In questo momento c'è una prima scadenza rispetto al quale i movimenti non vogliono mancare e riguarda la legge delega sull'ordinamento giudiziario che ha provocato lo sciopero dei magistrati. La legge delega, per chi abbia voglia di leggerla con attenzione, rappresenta una seconda ferita gravissima per lo Stato di diritto dopo quella rappresentata dal conflitto di interesse aperto e dalla abnorme concentrazione delle televisioni e dei mezzi di comunicazione di massa giacché ridisegna l'organizzazione della giustizia nel nostro Paese sottoponendo i giudici alla maggioranza parlamentare e al potere esecutivo e a un edificio piramidale in cui la Corte di Cassazione decide tutto quello che riguarda la progressione di carriera dei magistrati svuotando completamente delle sue funzioni l'organo di autogoverno dei giudici, cioè il Consiglio Superiore della magistratura.

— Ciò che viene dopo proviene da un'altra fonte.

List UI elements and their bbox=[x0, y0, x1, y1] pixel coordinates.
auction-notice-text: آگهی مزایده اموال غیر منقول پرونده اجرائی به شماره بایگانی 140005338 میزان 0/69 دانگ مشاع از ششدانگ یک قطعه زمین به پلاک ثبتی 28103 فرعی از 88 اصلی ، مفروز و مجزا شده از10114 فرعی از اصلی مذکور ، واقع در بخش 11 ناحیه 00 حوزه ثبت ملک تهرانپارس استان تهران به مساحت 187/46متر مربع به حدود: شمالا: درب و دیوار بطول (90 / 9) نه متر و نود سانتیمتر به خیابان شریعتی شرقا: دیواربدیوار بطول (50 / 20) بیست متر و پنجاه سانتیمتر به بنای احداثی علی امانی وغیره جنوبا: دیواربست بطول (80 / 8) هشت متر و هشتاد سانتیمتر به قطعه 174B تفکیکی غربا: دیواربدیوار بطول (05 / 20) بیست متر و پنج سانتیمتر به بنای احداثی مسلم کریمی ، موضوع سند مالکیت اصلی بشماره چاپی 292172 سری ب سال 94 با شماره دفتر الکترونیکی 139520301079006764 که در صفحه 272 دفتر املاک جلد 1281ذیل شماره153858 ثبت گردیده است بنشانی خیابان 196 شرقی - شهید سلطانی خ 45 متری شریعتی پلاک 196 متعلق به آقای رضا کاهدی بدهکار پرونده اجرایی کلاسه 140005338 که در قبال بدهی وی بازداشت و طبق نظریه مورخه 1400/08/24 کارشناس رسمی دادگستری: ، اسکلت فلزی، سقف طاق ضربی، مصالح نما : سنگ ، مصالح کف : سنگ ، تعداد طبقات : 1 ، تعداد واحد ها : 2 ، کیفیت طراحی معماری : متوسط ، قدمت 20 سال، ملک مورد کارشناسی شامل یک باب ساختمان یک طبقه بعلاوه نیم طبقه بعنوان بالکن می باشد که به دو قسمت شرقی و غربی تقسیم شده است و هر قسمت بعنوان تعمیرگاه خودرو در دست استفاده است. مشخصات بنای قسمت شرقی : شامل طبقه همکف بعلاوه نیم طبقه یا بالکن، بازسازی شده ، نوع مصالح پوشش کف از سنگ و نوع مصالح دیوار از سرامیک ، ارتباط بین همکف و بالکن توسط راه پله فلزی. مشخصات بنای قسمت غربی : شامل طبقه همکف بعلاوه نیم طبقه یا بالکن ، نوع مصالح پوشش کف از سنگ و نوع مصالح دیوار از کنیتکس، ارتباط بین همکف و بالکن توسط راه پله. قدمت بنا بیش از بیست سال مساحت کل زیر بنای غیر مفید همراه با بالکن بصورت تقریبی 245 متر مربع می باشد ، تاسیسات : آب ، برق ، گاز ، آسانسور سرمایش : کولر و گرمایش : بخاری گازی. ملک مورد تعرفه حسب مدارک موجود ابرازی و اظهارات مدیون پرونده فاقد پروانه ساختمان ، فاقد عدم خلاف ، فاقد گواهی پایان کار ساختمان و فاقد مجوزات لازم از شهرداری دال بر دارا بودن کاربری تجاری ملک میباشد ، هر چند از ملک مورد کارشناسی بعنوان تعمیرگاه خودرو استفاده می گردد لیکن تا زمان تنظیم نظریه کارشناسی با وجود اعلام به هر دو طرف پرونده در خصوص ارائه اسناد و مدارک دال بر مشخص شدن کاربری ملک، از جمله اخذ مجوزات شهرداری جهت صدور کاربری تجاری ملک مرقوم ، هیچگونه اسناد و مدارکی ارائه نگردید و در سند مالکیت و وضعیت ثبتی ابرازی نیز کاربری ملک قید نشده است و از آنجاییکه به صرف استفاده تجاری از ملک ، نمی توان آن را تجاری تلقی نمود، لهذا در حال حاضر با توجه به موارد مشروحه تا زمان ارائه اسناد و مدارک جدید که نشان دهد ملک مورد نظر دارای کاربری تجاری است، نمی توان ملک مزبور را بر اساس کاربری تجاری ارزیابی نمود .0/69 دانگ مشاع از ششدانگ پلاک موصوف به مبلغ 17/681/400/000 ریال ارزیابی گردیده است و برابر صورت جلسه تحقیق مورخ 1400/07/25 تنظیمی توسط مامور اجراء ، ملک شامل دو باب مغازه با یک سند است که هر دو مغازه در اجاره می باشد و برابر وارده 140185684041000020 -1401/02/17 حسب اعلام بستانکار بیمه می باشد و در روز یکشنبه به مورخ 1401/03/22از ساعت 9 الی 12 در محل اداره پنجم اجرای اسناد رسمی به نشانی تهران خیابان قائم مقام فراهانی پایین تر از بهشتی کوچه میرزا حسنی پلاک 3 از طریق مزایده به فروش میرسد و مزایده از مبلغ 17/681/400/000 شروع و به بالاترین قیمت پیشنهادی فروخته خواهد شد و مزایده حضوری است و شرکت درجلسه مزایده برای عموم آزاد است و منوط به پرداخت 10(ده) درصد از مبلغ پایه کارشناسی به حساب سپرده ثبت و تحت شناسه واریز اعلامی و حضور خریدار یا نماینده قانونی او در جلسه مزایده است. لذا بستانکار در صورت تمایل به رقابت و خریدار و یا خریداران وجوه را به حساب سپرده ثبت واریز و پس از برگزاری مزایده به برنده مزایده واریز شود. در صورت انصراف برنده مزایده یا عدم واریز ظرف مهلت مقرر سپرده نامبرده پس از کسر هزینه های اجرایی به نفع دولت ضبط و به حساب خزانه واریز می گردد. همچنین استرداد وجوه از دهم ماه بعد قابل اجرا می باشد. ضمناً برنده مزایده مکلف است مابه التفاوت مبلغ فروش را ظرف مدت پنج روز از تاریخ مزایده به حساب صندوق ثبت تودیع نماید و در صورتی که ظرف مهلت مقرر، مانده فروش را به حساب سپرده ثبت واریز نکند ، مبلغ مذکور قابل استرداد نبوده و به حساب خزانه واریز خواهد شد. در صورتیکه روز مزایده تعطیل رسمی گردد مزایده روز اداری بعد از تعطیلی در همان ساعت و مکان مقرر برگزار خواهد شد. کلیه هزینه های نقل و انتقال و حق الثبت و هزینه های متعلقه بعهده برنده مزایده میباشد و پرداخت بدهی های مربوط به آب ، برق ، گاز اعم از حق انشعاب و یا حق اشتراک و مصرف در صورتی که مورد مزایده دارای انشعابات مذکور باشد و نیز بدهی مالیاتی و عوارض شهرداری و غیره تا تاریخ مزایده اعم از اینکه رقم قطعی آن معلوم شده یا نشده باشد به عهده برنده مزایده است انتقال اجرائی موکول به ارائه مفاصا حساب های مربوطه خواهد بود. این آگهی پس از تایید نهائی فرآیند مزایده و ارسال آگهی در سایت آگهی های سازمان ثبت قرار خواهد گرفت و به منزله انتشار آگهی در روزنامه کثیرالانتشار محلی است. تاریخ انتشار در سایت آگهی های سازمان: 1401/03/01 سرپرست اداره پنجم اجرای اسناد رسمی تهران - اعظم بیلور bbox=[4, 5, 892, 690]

È di ieri una nuova dichiarazione di Berlusconi e del suo ministro Castelli che non fa un passo indietro e mostra con chiarezza che le pretese aperture al dialogo erano pura apparenza.

Crediamo che, al di là delle posizioni politiche, chiunque abbia a cuore la difesa della Costituzione repubblicana e dello Stato di diritto debba partecipare alle decine di dibattiti e di manifestazioni che si svolgeranno in Italia a partire da oggi e che vogliono far capire all'opinione pubblica il significato di una lotta che una volta tanto non è corporativa ma si preoccupa delle conseguenze che, oltre che sui giudici, su tutti i cittadini si rovesceranno se il progetto berlusconiano andrà avanti.